Todos nos mirábamos consternados. La voz de César Vallejo se repetía en los ecos. Hay golpes en la vida, tan fuertes… ¡Yo no sé! Una niña lloraba y preguntaba por su hermanita. ¿Y papito dónde está?, gritaba en medio de la bruma y el polvo. Una señora es rescatada del edificio de Álvaro Obregón y Yucatán: “¡Un botiquín!”, grita alguien. Corre un señor con pico y pala. Se apresura una enfermera entre el tumulto. Veo a unos muchachos cargando escombros. En la escuela de Peten y Zapata en la Benito Juárez alguien rescata del polvo un tomo de una novela de Balzac y un cuaderno de Alicia en el país de las maravillas.

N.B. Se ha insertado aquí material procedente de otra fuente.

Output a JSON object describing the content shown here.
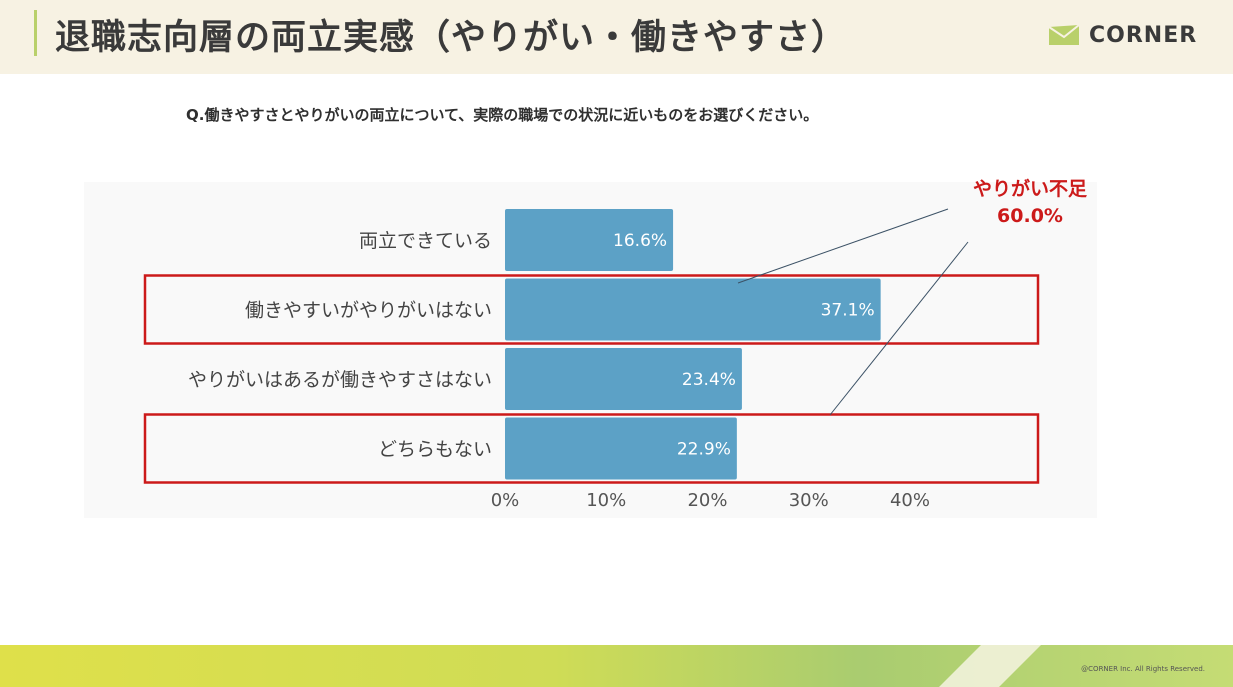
{
  "header": {
    "title": "退職志向層の両立実感（やりがい・働きやすさ）",
    "brand": "CORNER"
  },
  "question": "Q.働きやすさとやりがいの両立について、実際の職場での状況に近いものをお選びください。",
  "callout": {
    "label": "やりがい不足",
    "value": "60.0%"
  },
  "footer": {
    "copyright": "@CORNER Inc. All Rights Reserved."
  },
  "colors": {
    "bar": "#5ca1c6",
    "highlight": "#cc1a1a",
    "accent": "#b9d06a"
  },
  "chart_data": {
    "type": "bar",
    "orientation": "horizontal",
    "categories": [
      "両立できている",
      "働きやすいがやりがいはない",
      "やりがいはあるが働きやすさはない",
      "どちらもない"
    ],
    "values": [
      16.6,
      37.1,
      23.4,
      22.9
    ],
    "value_labels": [
      "16.6%",
      "37.1%",
      "23.4%",
      "22.9%"
    ],
    "xlim": [
      0,
      40
    ],
    "ticks": [
      0,
      10,
      20,
      30,
      40
    ],
    "tick_labels": [
      "0%",
      "10%",
      "20%",
      "30%",
      "40%"
    ],
    "highlighted": [
      "働きやすいがやりがいはない",
      "どちらもない"
    ],
    "grid": false
  }
}
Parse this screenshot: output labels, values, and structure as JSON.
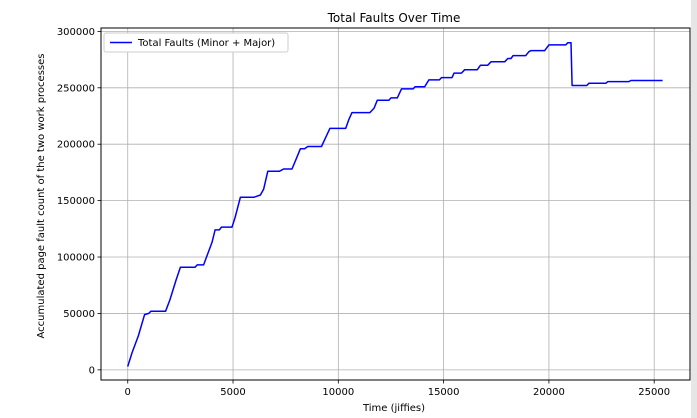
{
  "chart_data": {
    "type": "line",
    "title": "Total Faults Over Time",
    "xlabel": "Time (jiffies)",
    "ylabel": "Accumulated page fault count of the two work processes",
    "xlim": [
      -1270,
      26700
    ],
    "ylim": [
      -9000,
      303000
    ],
    "xticks": [
      0,
      5000,
      10000,
      15000,
      20000,
      25000
    ],
    "yticks": [
      0,
      50000,
      100000,
      150000,
      200000,
      250000,
      300000
    ],
    "xtick_labels": [
      "0",
      "5000",
      "10000",
      "15000",
      "20000",
      "25000"
    ],
    "ytick_labels": [
      "0",
      "50000",
      "100000",
      "150000",
      "200000",
      "250000",
      "300000"
    ],
    "grid": true,
    "legend_position": "top-left",
    "series": [
      {
        "name": "Total Faults (Minor + Major)",
        "color": "#0000ff",
        "points": [
          [
            0,
            3000
          ],
          [
            200,
            15000
          ],
          [
            500,
            30000
          ],
          [
            800,
            49000
          ],
          [
            1000,
            50000
          ],
          [
            1100,
            52000
          ],
          [
            1800,
            52000
          ],
          [
            2000,
            62000
          ],
          [
            2300,
            80000
          ],
          [
            2500,
            91000
          ],
          [
            3200,
            91000
          ],
          [
            3300,
            93000
          ],
          [
            3600,
            93000
          ],
          [
            3800,
            103000
          ],
          [
            4000,
            113000
          ],
          [
            4150,
            124000
          ],
          [
            4350,
            124000
          ],
          [
            4450,
            126500
          ],
          [
            4950,
            126500
          ],
          [
            5100,
            135000
          ],
          [
            5350,
            153000
          ],
          [
            6000,
            153000
          ],
          [
            6300,
            155000
          ],
          [
            6450,
            160000
          ],
          [
            6650,
            176000
          ],
          [
            7200,
            176000
          ],
          [
            7400,
            178000
          ],
          [
            7800,
            178000
          ],
          [
            8000,
            187000
          ],
          [
            8200,
            196000
          ],
          [
            8400,
            196000
          ],
          [
            8550,
            198000
          ],
          [
            9200,
            198000
          ],
          [
            9400,
            206000
          ],
          [
            9600,
            214000
          ],
          [
            10350,
            214000
          ],
          [
            10500,
            222000
          ],
          [
            10650,
            228000
          ],
          [
            11500,
            228000
          ],
          [
            11700,
            232000
          ],
          [
            11850,
            239000
          ],
          [
            12400,
            239000
          ],
          [
            12500,
            241000
          ],
          [
            12800,
            241000
          ],
          [
            13000,
            249000
          ],
          [
            13550,
            249000
          ],
          [
            13650,
            251000
          ],
          [
            14100,
            251000
          ],
          [
            14300,
            257000
          ],
          [
            14800,
            257000
          ],
          [
            14900,
            259000
          ],
          [
            15400,
            259000
          ],
          [
            15500,
            263000
          ],
          [
            15850,
            263000
          ],
          [
            16000,
            266000
          ],
          [
            16600,
            266000
          ],
          [
            16750,
            270000
          ],
          [
            17100,
            270000
          ],
          [
            17250,
            273000
          ],
          [
            17900,
            273000
          ],
          [
            18050,
            276000
          ],
          [
            18200,
            276000
          ],
          [
            18300,
            278500
          ],
          [
            18900,
            278500
          ],
          [
            19050,
            282000
          ],
          [
            19150,
            283000
          ],
          [
            19800,
            283000
          ],
          [
            20000,
            288000
          ],
          [
            20800,
            288000
          ],
          [
            20900,
            290000
          ],
          [
            21050,
            290000
          ],
          [
            21100,
            252000
          ],
          [
            21800,
            252000
          ],
          [
            21900,
            254000
          ],
          [
            22700,
            254000
          ],
          [
            22800,
            255500
          ],
          [
            23800,
            255500
          ],
          [
            23900,
            256500
          ],
          [
            25400,
            256500
          ]
        ]
      }
    ]
  }
}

En la calle Puebla los militares acordonan la zona, pero me cuelo en la confusión hasta la fachada: sudan los voluntarios: se desesperan en la faena porque no pueden de una vez levantar la mole de cemento y varilla para jalar al vecino, a quien por la mañana vieron asomado en la ventana escuchando a José Alfredo Jiménez. La plancha de la azotea del edificio de viaducto parece una piedra plana y voluminosa sobre el borde de la acera. Una señora me dice que ahí “vivía su hermano, Sigfrido, con su esposa, Elsa, mi cuñada, y Julita, mi sobrina. Ella no salía porque estaba incapacitada y mi sobrina la cuidaba por las mañanas porque iba al colegio por la tarde. No he podido comunicarme con Sigfrido, su celular me manda al buzón”. La mudez me abriga. Lloro con impotencia. Veo la plancha de la azotea sobre el pavimento y me escabullo. ¿Qué hacer? Septiembre es el mes más cruel.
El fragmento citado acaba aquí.